Though Halloween may not have a deep meaning there are, as with any national holiday, traditions. And with traditions often come rules. For example, a spoken rule in my house was that whether I liked it or not, all my hard-earned candy would be pooled with my siblings’. (Tragic, really.) And perhaps an unspoken general rule is that some costumes are bound to offend people by nature, such as my grandma’s annual nun costume.

Recently, the public was left shaking its collective head at actress Julianne Hough’s “blackface” costume meant to reference a character on the Netflix series “Orange Is the New Black.”

I have yet to watch the show because I have been too consumed with compulsively watching all nine available seasons of Grey’s Anatomy, but I also am not surprised that her costume offended some people.

Race continues to be a touchy issue in our society, and Hough is a celebrity subject to the public’s scrutiny.
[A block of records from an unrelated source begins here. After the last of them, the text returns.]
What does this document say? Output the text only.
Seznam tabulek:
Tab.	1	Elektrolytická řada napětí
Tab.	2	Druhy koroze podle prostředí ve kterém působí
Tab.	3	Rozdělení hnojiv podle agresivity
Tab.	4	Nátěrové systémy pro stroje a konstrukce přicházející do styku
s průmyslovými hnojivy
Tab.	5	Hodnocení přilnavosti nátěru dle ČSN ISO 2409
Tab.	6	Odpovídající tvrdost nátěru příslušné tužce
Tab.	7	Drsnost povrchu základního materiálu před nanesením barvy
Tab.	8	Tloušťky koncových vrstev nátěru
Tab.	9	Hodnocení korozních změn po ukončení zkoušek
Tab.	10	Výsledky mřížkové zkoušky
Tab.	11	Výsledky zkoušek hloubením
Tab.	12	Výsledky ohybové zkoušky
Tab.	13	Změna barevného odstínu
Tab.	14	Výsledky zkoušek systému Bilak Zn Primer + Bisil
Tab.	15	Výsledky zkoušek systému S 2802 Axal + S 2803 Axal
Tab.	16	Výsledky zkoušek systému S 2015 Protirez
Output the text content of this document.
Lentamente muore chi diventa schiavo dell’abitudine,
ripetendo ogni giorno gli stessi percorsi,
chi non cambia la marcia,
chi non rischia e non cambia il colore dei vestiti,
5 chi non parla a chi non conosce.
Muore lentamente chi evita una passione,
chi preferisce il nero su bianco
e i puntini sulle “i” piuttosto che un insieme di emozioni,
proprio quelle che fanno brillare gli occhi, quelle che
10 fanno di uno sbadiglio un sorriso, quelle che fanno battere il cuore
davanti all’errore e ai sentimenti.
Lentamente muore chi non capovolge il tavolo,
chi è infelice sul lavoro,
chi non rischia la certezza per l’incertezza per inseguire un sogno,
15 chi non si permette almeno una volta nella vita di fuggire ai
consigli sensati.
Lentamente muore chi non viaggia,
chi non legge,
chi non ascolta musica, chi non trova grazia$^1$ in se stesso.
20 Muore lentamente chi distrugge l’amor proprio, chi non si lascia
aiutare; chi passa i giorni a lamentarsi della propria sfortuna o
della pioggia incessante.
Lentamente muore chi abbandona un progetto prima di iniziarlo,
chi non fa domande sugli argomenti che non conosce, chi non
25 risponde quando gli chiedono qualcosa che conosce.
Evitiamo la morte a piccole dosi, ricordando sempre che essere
But I am also willing to bet that Hough wasn’t necessarily trying to offend anyone; she probably was just trying to create an authentic, true-to-character costume.

I once painted my entire face stark white (although I’m not sure this was necessary considering the lack of sunlight the Midwest gets post-September) to dress up as the Chinese Disney princess Mulan. Was this offensive? Maybe. But I was 10, so as far as I can remember I didn’t set out to offend anyone.

Granted, Hough is an adult and probably should have known that someone, somewhere, would have something to say about her costume, as she would undoubtedly be photographed while wearing it. She shouldn’t be let off the hook entirely, but … it’s Halloween, a night when the norms of good taste are (for better or worse) loosened.

A more troubling costume-related trend is the insensitive theme party. Students at various universities have come under fire for politically incorrect themes, such as a Penn State sorority’s “Mexican” party, an Indiana University sorority’s “homeless” party (come on, guys), a Duke University fraternity’s Asian theme party, and so on and so forth. Although these were not necessarily Halloween-related, they demonstrate the basic fact that costumes can be taken too far. There are lines to be walked. This being said, just use your head.

Yes, it can often feel like Halloween is in danger of falling victim to the same type of anti-fun that has led to such societal travesties as birthday cupcake bans in elementary schools (a separate issue, but hear me out). There is always going to be someone who disagrees, who has a bone to pick, who is eternally offended. In some cases (most involving blackface), the costume-wearers are clearly in the wrong, but at some point people also have to realize it’s basically just a harmless Hallmark holiday.

So today, buy some orange-dyed fun-sized Kit Kats and try not to be too inappropriate, although that’s always subjective.